Contexto e pretexto

por Arsenio Reis

Os governos um pouco por todo o mundo tendem a não resistir a uma certa “embriaguez” legislativa. Legisla-se para resolver questões, prevenir problemas potenciais – e imaginários – ou simplesmente porque sim. Alteram-se leis, emitem-se regulamentos, criam-se novos tipos legais de crime, novos órgãos e estruturas, com admirável celeridade mas, por vezes, sem a necessária ponderação. Subjacente está uma determinada ideia: as recentes mudanças sociais e de contexto exigem alterações legislativas e regulatórias constantes. Todavia, se não houver freios, esta conclusão pode levar a uma instabilidade no edifício das leis e a uma distorção do espírito do sistema. No caso de Macau falamos do inestimável sistema jurídico que, não sendo imutável, precisa de manter os seus pilares bem estáveis, sólidos e capazes de proteger direitos e deveres fundamentais, estabilidade e bem estar social, ao mesmo tempo que assegura uma saudável relação com o centro (Pequim), no âmbito do Princípio Um Pais Dois Sistemas.
A este respeito, os últimos meses deram sinais daquilo que na Grécia antiga se designava por húbris – excesso de confiança traduzida em descomedimento, desproporcionalidade e alguma falta de sensatez. A avalanche de pacotes legislativos e regulatórios – em vários casos de índole securitária – surge num contexto em que os pesos e contrapesos não estão oleados. Isto resulta, em certos casos, em precipitação, falta de debate e de escrutínio sobre narrativas em que problemas potenciais – ou até imaginários – são apresentados como reais e iminentes.
O que assistimos nos últimos dias com a criação da Comissão de Defesa da Segurança do Estado e respetivo gabinete é um reflexo deste fenómeno.
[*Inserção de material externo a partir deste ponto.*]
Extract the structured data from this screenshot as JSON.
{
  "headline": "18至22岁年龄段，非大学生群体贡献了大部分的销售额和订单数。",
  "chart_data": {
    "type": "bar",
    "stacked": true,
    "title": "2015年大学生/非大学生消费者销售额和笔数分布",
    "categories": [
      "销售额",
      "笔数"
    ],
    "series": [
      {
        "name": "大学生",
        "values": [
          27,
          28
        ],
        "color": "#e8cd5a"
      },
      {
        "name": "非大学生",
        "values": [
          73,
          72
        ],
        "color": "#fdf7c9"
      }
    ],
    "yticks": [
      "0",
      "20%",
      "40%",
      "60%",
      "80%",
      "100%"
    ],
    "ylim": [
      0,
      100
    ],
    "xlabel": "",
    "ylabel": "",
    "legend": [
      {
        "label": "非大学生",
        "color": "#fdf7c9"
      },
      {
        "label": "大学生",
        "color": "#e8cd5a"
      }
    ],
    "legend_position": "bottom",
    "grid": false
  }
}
O contexto emerge à vista desarmada: os ventos do Norte e a situação em Hong Kong. No entanto trata-se de um contexto que também é usado como pretexto para abrir caminho a uma agenda e medidas cuja justificação é difícil de compreender numa cidade em que está em vigor uma Lei relativa à Defesa da Segurança do Estado desde 2009 e que tem sido um baluarte de paz social, patriotismo, estabilidade e respeito exemplar – e valorização – pela soberania e segurança nacionais.